This means that the most controversial movie ever is The Room, what a surprise eh? Notice that even The Room is far from the maximum variance one could get, so this means we haven’t seen yet the most controversial movie ever. Who knows what the future holds for us? In the next figure I’ve plotted the variance of the most controversial movies and the theoretical upper bound. We still have a huge margin for controversial movies.

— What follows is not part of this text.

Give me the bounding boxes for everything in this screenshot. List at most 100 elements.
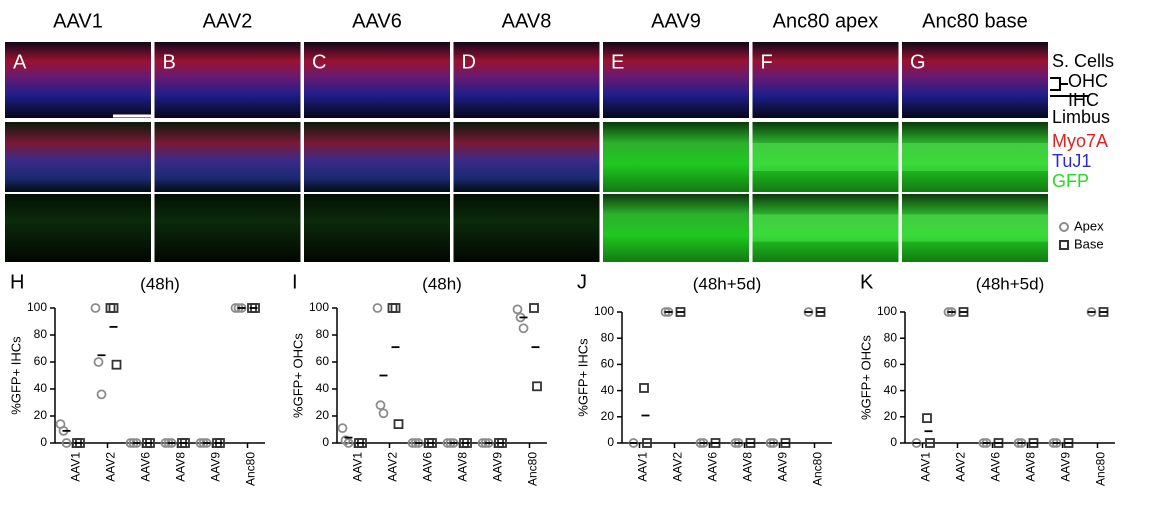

Distribution of The Room and Escape from Alcatraz
Maximum variance possible for each rating versus the actual variance of the most controversial movie

As a last gift, I leave you here the distribution of the two most and least controversial films in history

Distribution of The Room and Escape from Alcatraz
Rating distributions of the least and most controversial movies

Conclusions

In this post I’ve studied the topic of controversy in movies from two perspectives: the theoretical one and the experimental one. I derived an upper bound of the “controversiality” of a movie, and then discovered that The Room is the most controversial movie and Escape from Alcatraz is the movie that people agree most about its quality.


  1. I know one person that used to recommend shitty movies to his friends just to make them lose their time, but this is a story is for another day. 

  2. I’m tired of EDAs. I’m tired of forcing myself to ask boring questions about the data. If I have a specific question I’ll go and answer that question, no less no more.